Martin’s horses in 2025 earned about $3.5 million, which, in theory would mean he earned $350,000, or 10 percent. It is only a theory, however, especially if you are not careful about where the money goes.
Each day some trainers may hand out cash for last-minute essentials or a last-minute staff person. At times, a trainer’s own money is being used and doesn’t get replaced. Martin said his payroll per week for staff was upwards of $25,000. “The financials of some of the situations I was in frustrated me. The business model, in particular in the claiming game, has fallen apart.”
Martin praises his owners for being supportive of his decision and said it is just as hard for owners to make money.
“Last year was not a great year for me or my owners, to be honest,” he said. Martin noted that he ended up with a lot of horses racing at the same class level and if races don’t fill, those horses sit in the barn. With the field sizes of races still small, the opportunities to claim a horse your owner wants diminish.
“I don’t like how I feel about racing right now and where it might be heading. It doesn’t matter if you have a small stable or a big one, unless you have someone keeping track every day of how may bags of feed we bought or what we spent at the tack shop, it can all get out of hand.”

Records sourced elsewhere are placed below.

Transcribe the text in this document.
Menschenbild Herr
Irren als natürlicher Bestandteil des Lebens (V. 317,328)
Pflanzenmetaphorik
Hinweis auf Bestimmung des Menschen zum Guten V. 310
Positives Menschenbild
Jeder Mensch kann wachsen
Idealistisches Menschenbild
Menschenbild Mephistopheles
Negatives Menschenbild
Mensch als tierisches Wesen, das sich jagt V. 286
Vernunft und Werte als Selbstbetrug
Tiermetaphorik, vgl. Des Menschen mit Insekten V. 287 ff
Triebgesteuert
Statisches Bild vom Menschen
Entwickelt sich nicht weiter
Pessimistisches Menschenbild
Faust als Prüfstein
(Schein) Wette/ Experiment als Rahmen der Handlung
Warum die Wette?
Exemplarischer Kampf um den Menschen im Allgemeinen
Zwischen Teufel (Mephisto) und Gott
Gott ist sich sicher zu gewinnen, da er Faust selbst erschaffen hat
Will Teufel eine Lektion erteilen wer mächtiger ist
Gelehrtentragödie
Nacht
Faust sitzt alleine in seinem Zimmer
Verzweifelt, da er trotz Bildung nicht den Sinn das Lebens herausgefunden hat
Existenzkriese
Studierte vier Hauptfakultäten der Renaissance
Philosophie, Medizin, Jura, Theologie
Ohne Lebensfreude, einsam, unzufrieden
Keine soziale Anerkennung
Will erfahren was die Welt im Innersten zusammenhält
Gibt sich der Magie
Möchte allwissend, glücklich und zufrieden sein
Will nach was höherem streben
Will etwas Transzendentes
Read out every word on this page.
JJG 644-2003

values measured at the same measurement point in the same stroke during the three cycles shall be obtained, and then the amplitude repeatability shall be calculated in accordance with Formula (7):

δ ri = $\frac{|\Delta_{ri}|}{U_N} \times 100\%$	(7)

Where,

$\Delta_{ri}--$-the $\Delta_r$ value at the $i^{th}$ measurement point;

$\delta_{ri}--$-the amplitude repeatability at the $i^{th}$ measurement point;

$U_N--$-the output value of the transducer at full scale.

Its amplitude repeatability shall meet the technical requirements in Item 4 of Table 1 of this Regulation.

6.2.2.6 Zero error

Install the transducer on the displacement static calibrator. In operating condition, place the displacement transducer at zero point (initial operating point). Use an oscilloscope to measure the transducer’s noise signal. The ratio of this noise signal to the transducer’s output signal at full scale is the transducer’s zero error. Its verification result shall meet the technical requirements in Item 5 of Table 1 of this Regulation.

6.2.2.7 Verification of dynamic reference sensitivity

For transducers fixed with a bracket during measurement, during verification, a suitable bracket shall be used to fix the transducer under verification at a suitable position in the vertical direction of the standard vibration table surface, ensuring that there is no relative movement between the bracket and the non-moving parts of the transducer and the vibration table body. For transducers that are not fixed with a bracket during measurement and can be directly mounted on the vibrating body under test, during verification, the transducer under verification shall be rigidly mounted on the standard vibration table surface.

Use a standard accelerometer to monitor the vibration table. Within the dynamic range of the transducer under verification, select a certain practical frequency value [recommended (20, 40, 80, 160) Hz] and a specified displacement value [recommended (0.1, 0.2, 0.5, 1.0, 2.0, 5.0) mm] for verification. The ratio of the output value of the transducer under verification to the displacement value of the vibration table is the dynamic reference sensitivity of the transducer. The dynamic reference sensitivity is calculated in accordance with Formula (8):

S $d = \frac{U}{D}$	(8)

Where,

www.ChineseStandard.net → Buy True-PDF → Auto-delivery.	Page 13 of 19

Martin said he began thinking about leaving training about a year ago. He praises his assistants Robyn Lewis and Audrey Cheung, but when Robyn left the stable at the end of last year, Martin was reluctant to get going again in 2026.
“I was chasing the numbers and the last three years I wanted the 100 wins and I got them. I am very proud of that. But the stress of game and getting up at 3:15 every morning every day with virtually no days off can get to you.”
Horse injuries, which are part of the sport, are still hard to get over. “Did I do something wrong, did I miss something? Was it the track? I don’t know, but it bothered me.”
The worst one, the last straw as it were, was when his beloved Souper Dormy was fatally injured as he was cruising to the lead in a grass race at Gulfstream last month. “That was devastating to me.”
Most of Martin’s trainees are now in the barns of other conditioners at Woodbine. Kevin Attard, who has a few, has also moved his large stable into Martin’s barn. He will race his last horse at Gulfstream in mid-April and return to Toronto before taking some time to travel and visit family and friends. He has had owners and fellow trainers offer him good luck, but certainly it is a significant blow to an already lean horse population in Ontario.
“I love the sport and I want it to succeed,” said Martin. “And I want to succeed in it. If I do come back, I want to start from the ground up, do it on a smaller scale maybe. For now, I look forward to stopping by Keeneland on the way home and sit down and just watch some races.”